Military Illustrated was a long-running military history magazine first published in the United Kingdom by Military Illustrated Ltd founded by Martin Windrow (editor) and Alan Greene. The magazine was subsequently sold to Publishing News Ltd. From September 2007 publication was taken over by ADH Publishing. It ceased in 2011.

==History and profile==
Military Illustrated was first published in 1986 on a bi-monthly basis, and sub-titled Past & Present. This sub-title was subsequently dropped, and the magazine became a monthly publication. Early issues of the magazine concentrated on uniforms and equipment, as well as occasional articles on modelling and military artists. The editor from issue 70 (March 1994) to date is Tim Newark.

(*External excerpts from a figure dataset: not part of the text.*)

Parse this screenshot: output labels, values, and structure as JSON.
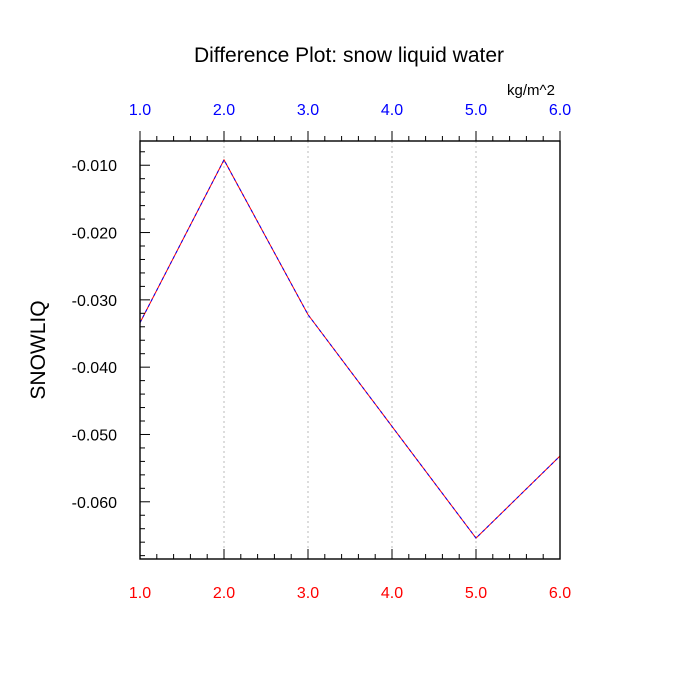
{
  "chart_data": {
    "type": "line",
    "title": "Difference Plot: snow liquid water",
    "units": "kg/m^2",
    "ylabel": "SNOWLIQ",
    "xlabel": "",
    "x": [
      1.0,
      2.0,
      3.0,
      4.0,
      5.0,
      6.0
    ],
    "xlim": [
      1.0,
      6.0
    ],
    "ylim": [
      -0.0685,
      -0.0064
    ],
    "xticks_bottom": [
      "1.0",
      "2.0",
      "3.0",
      "4.0",
      "5.0",
      "6.0"
    ],
    "xticks_top": [
      "1.0",
      "2.0",
      "3.0",
      "4.0",
      "5.0",
      "6.0"
    ],
    "yticks": [
      -0.01,
      -0.02,
      -0.03,
      -0.04,
      -0.05,
      -0.06
    ],
    "ytick_labels": [
      "-0.010",
      "-0.020",
      "-0.030",
      "-0.040",
      "-0.050",
      "-0.060"
    ],
    "series": [
      {
        "values": [
          -0.0334,
          -0.0092,
          -0.0322,
          -0.0488,
          -0.0654,
          -0.0532
        ]
      }
    ],
    "grid": "vertical dotted at major x ticks",
    "colors": {
      "bottom_axis_labels": "#ff0000",
      "top_axis_labels": "#0000ff",
      "line_primary": "#ff0000",
      "line_secondary": "#0000ff",
      "grid": "#bbbbbb",
      "axis": "#000000"
    }
  }
}
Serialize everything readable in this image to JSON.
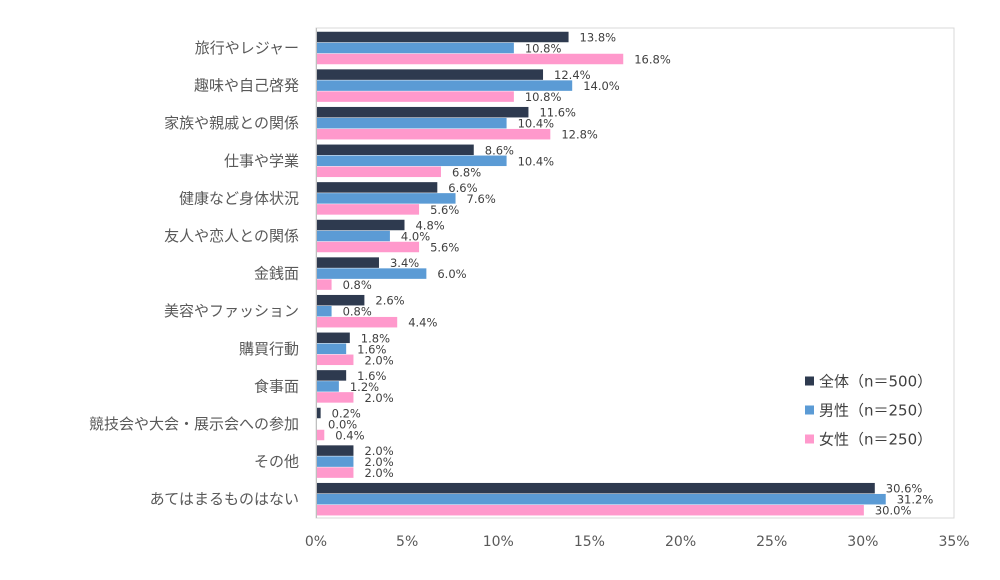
{
  "chart_data": {
    "type": "bar",
    "orientation": "horizontal",
    "categories": [
      "旅行やレジャー",
      "趣味や自己啓発",
      "家族や親戚との関係",
      "仕事や学業",
      "健康など身体状況",
      "友人や恋人との関係",
      "金銭面",
      "美容やファッション",
      "購買行動",
      "食事面",
      "競技会や大会・展示会への参加",
      "その他",
      "あてはまるものはない"
    ],
    "series": [
      {
        "name": "全体（n＝500）",
        "color": "#2e3a4f",
        "values": [
          13.8,
          12.4,
          11.6,
          8.6,
          6.6,
          4.8,
          3.4,
          2.6,
          1.8,
          1.6,
          0.2,
          2.0,
          30.6
        ],
        "labels": [
          "13.8%",
          "12.4%",
          "11.6%",
          "8.6%",
          "6.6%",
          "4.8%",
          "3.4%",
          "2.6%",
          "1.8%",
          "1.6%",
          "0.2%",
          "2.0%",
          "30.6%"
        ]
      },
      {
        "name": "男性（n＝250）",
        "color": "#5b9bd5",
        "values": [
          10.8,
          14.0,
          10.4,
          10.4,
          7.6,
          4.0,
          6.0,
          0.8,
          1.6,
          1.2,
          0.0,
          2.0,
          31.2
        ],
        "labels": [
          "10.8%",
          "14.0%",
          "10.4%",
          "10.4%",
          "7.6%",
          "4.0%",
          "6.0%",
          "0.8%",
          "1.6%",
          "1.2%",
          "0.0%",
          "2.0%",
          "31.2%"
        ]
      },
      {
        "name": "女性（n＝250）",
        "color": "#ff99cc",
        "values": [
          16.8,
          10.8,
          12.8,
          6.8,
          5.6,
          5.6,
          0.8,
          4.4,
          2.0,
          2.0,
          0.4,
          2.0,
          30.0
        ],
        "labels": [
          "16.8%",
          "10.8%",
          "12.8%",
          "6.8%",
          "5.6%",
          "5.6%",
          "0.8%",
          "4.4%",
          "2.0%",
          "2.0%",
          "0.4%",
          "2.0%",
          "30.0%"
        ]
      }
    ],
    "xlim": [
      0,
      35
    ],
    "xticks": [
      0,
      5,
      10,
      15,
      20,
      25,
      30,
      35
    ],
    "xtick_labels": [
      "0%",
      "5%",
      "10%",
      "15%",
      "20%",
      "25%",
      "30%",
      "35%"
    ],
    "legend_position": "bottom-right",
    "grid": false,
    "title": "",
    "xlabel": "",
    "ylabel": ""
  }
}
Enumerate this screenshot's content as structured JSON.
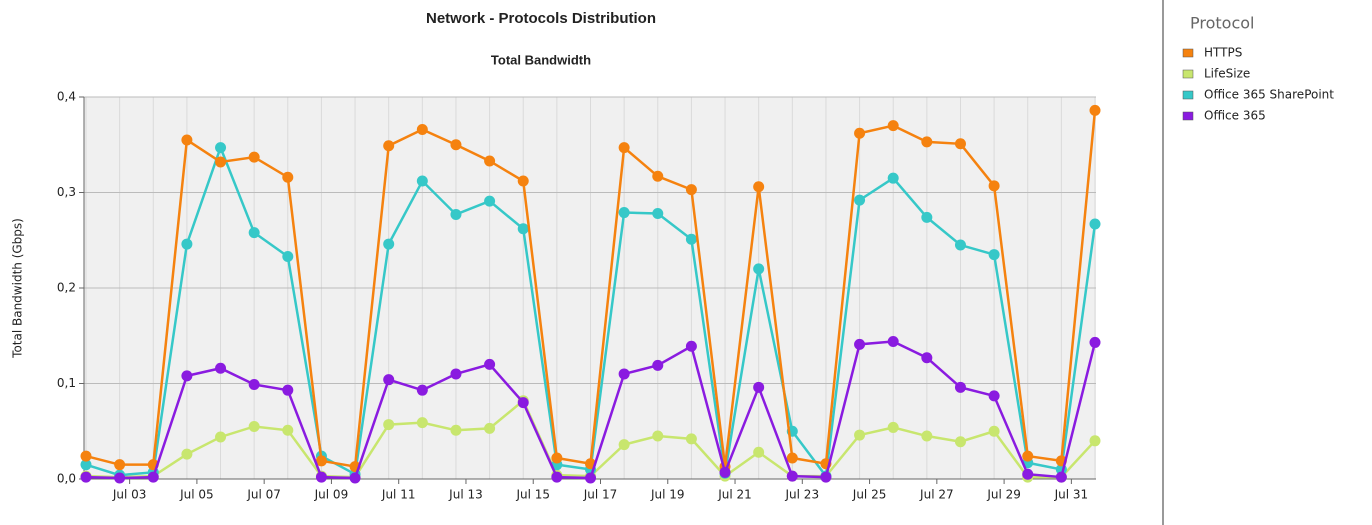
{
  "chart_data": {
    "type": "line",
    "title": "Network - Protocols Distribution",
    "subtitle": "Total Bandwidth",
    "y_label": "Total Bandwidth (Gbps)",
    "legend_title": "Protocol",
    "legend": "right",
    "grid": true,
    "categories": [
      null,
      "Jul 03",
      null,
      "Jul 05",
      null,
      "Jul 07",
      null,
      "Jul 09",
      null,
      "Jul 11",
      null,
      "Jul 13",
      null,
      "Jul 15",
      null,
      "Jul 17",
      null,
      "Jul 19",
      null,
      "Jul 21",
      null,
      "Jul 23",
      null,
      "Jul 25",
      null,
      "Jul 27",
      null,
      "Jul 29",
      null,
      "Jul 31",
      null
    ],
    "ylim": [
      0,
      0.4
    ],
    "yticks": [
      {
        "value": 0,
        "label": "0,0"
      },
      {
        "value": 0.1,
        "label": "0,1"
      },
      {
        "value": 0.2,
        "label": "0,2"
      },
      {
        "value": 0.3,
        "label": "0,3"
      },
      {
        "value": 0.4,
        "label": "0,4"
      }
    ],
    "series": [
      {
        "name": "HTTPS",
        "color": "#f5820f",
        "values": [
          0.024,
          0.015,
          0.015,
          0.355,
          0.332,
          0.337,
          0.316,
          0.019,
          0.013,
          0.349,
          0.366,
          0.35,
          0.333,
          0.312,
          0.022,
          0.016,
          0.347,
          0.317,
          0.303,
          0.013,
          0.306,
          0.022,
          0.016,
          0.362,
          0.37,
          0.353,
          0.351,
          0.307,
          0.024,
          0.019,
          0.386
        ]
      },
      {
        "name": "LifeSize",
        "color": "#c8e66e",
        "values": [
          0.003,
          0.002,
          0.003,
          0.026,
          0.044,
          0.055,
          0.051,
          0.003,
          0.002,
          0.057,
          0.059,
          0.051,
          0.053,
          0.082,
          0.004,
          0.003,
          0.036,
          0.045,
          0.042,
          0.003,
          0.028,
          0.003,
          0.003,
          0.046,
          0.054,
          0.045,
          0.039,
          0.05,
          0.002,
          0.002,
          0.04
        ]
      },
      {
        "name": "Office 365 SharePoint",
        "color": "#36c8c8",
        "values": [
          0.015,
          0.004,
          0.007,
          0.246,
          0.347,
          0.258,
          0.233,
          0.024,
          0.005,
          0.246,
          0.312,
          0.277,
          0.291,
          0.262,
          0.015,
          0.01,
          0.279,
          0.278,
          0.251,
          0.006,
          0.22,
          0.05,
          0.003,
          0.292,
          0.315,
          0.274,
          0.245,
          0.235,
          0.017,
          0.01,
          0.267
        ]
      },
      {
        "name": "Office 365",
        "color": "#8a1be0",
        "values": [
          0.002,
          0.001,
          0.002,
          0.108,
          0.116,
          0.099,
          0.093,
          0.002,
          0.001,
          0.104,
          0.093,
          0.11,
          0.12,
          0.08,
          0.002,
          0.001,
          0.11,
          0.119,
          0.139,
          0.007,
          0.096,
          0.003,
          0.002,
          0.141,
          0.144,
          0.127,
          0.096,
          0.087,
          0.005,
          0.002,
          0.143
        ]
      }
    ]
  }
}
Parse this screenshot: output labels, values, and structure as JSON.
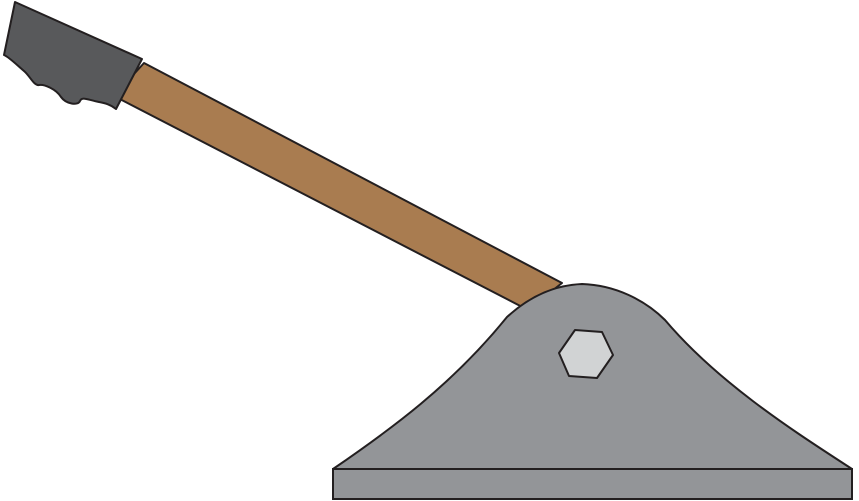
{
  "figure": {
    "subject": "lever",
    "parts": [
      "grip",
      "lever-arm",
      "base-plate",
      "pivot-housing",
      "hex-bolt"
    ]
  },
  "colors": {
    "background": "#ffffff",
    "outline": "#231f20",
    "grip": "#58595b",
    "lever_arm": "#a97c50",
    "base_housing": "#939598",
    "base_plate": "#939598",
    "bolt": "#d1d3d4"
  }
}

The magazine subsequently changed to coverage of battles, campaigns and general military history including naval and aviation. Most articles are on World War II and earlier history. More recent campaigns such as Vietnam, Korea, Falklands War, and the first Gulf War are occasionally featured. Issue 275 (April 2011) is the last issue of the magazine to be published on paper. The magazine was only available for purchase online for subsequent issues until it was closed due to financial reasons.